Thursday, January 18, 2007

From: Urf!

The Drive To Drink

Childhood tends to be remembered as a menagerie of cars and houses, and mine was no different. When I was a kid, we went through several different cars. We had a Ford Grenada, a Ford Pinto, an MG Spitfire, a Porsche 914, Buick Regal, a Renault, a Camaro and a Cadillac. We drove everywhere in these cars, from Memphis to the Gulf Coast and Chicago, to Pickwick and Sardis, countless trips to my grandparents’ and great-grandparents’ houses, to Montesi’s, Central Hardware, downtown to take my father to work and to the liquor store. My dad went to the liquor store a lot, though we kids had to stay in the car while he ran in. I never knew what went on behind the doors of the liquor store. In my mind there were naked women dancing around. Seriously. That’s what was taboo in my prepubescent head – nudity. It couldn’t simply be that there was booze in there, because there was booze everywhere. It was also the 70s and must have been safer to leave your two or three kids in the car with the windows down while you ran in for a bottle of scotch or rum or gin.

Tonight, on the way home from work, I had one of The Quartet with me and needed to stop by the liquor store for a bottle of wine. I debated with myself the whole way there as to whether or not he should come in with me. I didn’t see any reason why not, but something told me he shouldn’t, not because I think a liquor store is some sort of den of iniquity, but simply because I wasn’t allowed to at his age so neither should he. I silently talked to myself the whole way there about the situation, shaking my head and shrugging just the way my mother does, and finally decided, as I pulled into the parking lot, that he should stay in the car.
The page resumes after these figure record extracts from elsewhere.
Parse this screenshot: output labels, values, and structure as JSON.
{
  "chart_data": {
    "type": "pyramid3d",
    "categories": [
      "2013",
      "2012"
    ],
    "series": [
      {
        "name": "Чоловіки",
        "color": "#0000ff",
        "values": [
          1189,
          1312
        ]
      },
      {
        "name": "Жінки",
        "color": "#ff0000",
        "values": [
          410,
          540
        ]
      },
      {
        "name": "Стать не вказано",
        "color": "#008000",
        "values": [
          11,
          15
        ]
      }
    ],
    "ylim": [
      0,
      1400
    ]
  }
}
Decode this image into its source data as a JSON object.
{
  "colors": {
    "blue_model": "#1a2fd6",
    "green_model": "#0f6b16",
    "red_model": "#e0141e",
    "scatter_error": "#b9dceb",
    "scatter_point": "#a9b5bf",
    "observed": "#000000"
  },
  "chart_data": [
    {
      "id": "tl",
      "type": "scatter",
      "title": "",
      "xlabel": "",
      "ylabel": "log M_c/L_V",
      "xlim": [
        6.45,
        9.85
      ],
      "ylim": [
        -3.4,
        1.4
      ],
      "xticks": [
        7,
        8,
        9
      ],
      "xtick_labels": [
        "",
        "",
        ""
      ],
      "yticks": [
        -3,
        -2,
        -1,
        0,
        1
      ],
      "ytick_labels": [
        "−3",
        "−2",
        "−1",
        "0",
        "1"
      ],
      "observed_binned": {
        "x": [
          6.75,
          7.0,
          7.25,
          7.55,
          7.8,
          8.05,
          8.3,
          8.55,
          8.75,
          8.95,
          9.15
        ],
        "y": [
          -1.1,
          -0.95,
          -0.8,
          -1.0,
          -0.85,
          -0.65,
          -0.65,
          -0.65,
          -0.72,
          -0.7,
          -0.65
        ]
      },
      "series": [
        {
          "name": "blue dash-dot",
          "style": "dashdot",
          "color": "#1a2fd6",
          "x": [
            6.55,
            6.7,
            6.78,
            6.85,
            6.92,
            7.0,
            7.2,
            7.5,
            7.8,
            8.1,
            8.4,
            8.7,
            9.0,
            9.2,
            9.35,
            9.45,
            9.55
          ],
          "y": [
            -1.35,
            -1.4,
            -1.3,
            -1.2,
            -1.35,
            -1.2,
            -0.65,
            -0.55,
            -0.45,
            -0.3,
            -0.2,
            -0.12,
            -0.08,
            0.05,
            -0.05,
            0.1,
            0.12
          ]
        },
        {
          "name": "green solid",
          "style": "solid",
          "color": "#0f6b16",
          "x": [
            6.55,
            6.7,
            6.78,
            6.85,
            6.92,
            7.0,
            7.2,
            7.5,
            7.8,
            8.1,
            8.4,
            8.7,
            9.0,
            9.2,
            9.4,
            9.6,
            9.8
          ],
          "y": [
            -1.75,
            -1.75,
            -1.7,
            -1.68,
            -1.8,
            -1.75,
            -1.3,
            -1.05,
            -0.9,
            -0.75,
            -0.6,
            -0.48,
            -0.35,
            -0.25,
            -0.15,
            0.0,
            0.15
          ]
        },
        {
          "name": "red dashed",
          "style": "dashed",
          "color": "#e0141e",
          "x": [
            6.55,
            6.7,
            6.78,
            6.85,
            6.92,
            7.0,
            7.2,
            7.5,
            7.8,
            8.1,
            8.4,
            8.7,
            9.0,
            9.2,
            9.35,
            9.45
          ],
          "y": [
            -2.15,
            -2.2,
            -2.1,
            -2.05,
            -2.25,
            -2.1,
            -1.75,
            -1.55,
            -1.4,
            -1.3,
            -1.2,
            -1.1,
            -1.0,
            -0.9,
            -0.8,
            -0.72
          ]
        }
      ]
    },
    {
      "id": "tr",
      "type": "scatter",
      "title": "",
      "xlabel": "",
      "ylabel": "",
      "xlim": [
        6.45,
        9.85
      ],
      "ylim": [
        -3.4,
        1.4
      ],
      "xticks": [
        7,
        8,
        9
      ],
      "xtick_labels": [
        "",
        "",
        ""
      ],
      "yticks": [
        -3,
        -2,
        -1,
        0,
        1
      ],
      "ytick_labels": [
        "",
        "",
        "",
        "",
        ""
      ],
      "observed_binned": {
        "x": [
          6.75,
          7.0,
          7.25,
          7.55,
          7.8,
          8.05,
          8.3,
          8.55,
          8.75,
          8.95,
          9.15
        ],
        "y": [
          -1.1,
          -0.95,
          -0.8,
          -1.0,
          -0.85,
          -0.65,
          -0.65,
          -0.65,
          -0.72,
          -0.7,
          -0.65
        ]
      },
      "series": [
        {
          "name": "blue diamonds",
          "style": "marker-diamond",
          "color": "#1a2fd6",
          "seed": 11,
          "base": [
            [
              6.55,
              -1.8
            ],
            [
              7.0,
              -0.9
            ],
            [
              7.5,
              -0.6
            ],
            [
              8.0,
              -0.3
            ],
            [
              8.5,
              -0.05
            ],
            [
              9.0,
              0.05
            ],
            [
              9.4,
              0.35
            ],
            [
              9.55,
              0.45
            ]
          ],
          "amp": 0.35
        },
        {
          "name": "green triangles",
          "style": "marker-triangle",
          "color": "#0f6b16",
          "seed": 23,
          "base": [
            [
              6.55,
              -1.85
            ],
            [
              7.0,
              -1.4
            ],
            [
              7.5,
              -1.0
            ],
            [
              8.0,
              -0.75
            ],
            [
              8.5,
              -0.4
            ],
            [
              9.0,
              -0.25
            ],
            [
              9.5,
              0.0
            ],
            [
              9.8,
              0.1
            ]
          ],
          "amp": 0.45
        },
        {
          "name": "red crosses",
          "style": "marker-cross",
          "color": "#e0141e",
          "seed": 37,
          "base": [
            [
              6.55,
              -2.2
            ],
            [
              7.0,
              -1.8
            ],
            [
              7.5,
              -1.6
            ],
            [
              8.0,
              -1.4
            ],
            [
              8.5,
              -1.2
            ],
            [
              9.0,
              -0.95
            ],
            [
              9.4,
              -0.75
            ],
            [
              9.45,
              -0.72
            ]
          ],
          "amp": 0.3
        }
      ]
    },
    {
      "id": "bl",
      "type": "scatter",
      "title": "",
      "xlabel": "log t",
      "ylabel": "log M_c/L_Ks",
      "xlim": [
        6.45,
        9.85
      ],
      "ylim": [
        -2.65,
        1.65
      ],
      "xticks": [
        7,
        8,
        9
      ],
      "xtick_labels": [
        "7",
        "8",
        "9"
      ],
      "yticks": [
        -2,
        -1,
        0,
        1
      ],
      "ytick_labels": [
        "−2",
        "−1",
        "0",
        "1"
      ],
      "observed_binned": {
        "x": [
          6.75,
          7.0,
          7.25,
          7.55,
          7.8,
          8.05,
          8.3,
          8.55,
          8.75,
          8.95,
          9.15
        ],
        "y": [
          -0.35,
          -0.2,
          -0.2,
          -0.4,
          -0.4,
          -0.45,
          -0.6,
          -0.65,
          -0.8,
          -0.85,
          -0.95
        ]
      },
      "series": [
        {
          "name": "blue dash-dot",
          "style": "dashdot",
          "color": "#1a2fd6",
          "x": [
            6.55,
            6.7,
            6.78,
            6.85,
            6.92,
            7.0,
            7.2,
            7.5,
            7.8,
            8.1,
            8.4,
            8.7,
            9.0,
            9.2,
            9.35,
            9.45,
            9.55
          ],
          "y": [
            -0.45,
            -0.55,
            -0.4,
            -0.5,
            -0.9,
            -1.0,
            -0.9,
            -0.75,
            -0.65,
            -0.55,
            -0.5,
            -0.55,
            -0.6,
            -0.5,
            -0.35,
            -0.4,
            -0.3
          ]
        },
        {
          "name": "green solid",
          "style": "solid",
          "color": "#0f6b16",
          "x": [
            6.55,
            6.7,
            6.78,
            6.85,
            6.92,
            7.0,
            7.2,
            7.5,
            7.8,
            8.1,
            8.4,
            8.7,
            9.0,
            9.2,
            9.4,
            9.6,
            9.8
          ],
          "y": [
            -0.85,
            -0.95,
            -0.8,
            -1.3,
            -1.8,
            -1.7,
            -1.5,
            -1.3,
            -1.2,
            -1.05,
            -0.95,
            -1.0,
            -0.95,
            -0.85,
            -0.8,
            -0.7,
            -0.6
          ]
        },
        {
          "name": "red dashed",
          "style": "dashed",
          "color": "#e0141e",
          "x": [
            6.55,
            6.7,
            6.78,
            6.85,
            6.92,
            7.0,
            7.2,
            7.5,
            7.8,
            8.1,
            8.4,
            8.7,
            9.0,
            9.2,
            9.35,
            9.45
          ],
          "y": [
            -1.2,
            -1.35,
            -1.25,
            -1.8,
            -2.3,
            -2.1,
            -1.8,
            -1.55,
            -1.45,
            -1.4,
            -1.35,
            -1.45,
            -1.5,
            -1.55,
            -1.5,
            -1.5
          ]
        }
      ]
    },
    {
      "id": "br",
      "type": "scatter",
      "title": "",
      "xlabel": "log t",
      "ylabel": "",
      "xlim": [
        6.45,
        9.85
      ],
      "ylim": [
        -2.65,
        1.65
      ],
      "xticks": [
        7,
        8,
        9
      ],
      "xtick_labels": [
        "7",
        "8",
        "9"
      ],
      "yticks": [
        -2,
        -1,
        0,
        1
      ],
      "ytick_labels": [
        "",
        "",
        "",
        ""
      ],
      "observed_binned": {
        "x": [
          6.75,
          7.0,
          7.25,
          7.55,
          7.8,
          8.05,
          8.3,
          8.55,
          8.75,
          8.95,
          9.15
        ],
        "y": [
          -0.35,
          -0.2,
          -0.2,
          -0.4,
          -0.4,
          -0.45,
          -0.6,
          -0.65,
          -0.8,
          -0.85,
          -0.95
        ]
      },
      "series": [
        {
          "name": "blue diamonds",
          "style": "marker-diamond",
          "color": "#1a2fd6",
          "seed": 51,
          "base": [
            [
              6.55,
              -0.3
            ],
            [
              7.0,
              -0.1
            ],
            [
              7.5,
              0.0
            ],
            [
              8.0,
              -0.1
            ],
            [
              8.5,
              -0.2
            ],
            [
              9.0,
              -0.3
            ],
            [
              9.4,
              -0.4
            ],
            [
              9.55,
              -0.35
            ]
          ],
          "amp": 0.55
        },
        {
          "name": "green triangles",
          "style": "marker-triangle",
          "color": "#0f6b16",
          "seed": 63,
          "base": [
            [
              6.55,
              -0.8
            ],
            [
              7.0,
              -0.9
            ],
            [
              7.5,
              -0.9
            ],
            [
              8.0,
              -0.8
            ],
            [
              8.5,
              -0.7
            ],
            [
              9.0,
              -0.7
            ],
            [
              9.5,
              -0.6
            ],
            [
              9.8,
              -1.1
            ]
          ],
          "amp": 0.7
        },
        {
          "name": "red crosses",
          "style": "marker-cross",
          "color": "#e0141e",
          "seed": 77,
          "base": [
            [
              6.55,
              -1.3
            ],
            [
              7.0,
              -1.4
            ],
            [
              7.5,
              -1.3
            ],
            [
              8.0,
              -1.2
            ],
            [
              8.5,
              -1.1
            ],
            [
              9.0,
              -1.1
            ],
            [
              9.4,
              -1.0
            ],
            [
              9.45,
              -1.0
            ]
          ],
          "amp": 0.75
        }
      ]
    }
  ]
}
I have no good reason for that. More reason, in fact, for him to come in with me, what with all the crazies out there eyeing my 1991 Volvo 740 wagon. The car could easily be taken with one of The Quartet in it. I really questioned my decision when I got out of the car and was immediately panhandled by one of our quaint, Midtown denizens. But I’d parked right in front of the store, had locked the doors and could see the car the whole time from the Pinot Noir display and the front counter.

So the trip ended safely and neither the car nor the kid were stolen. The kid barely escaped a visit to Gomorrah and I was left with a nice bottle of wine and the nagging disappointment, as an adult, that there are no naked girls dancing behind the door of a liquor store.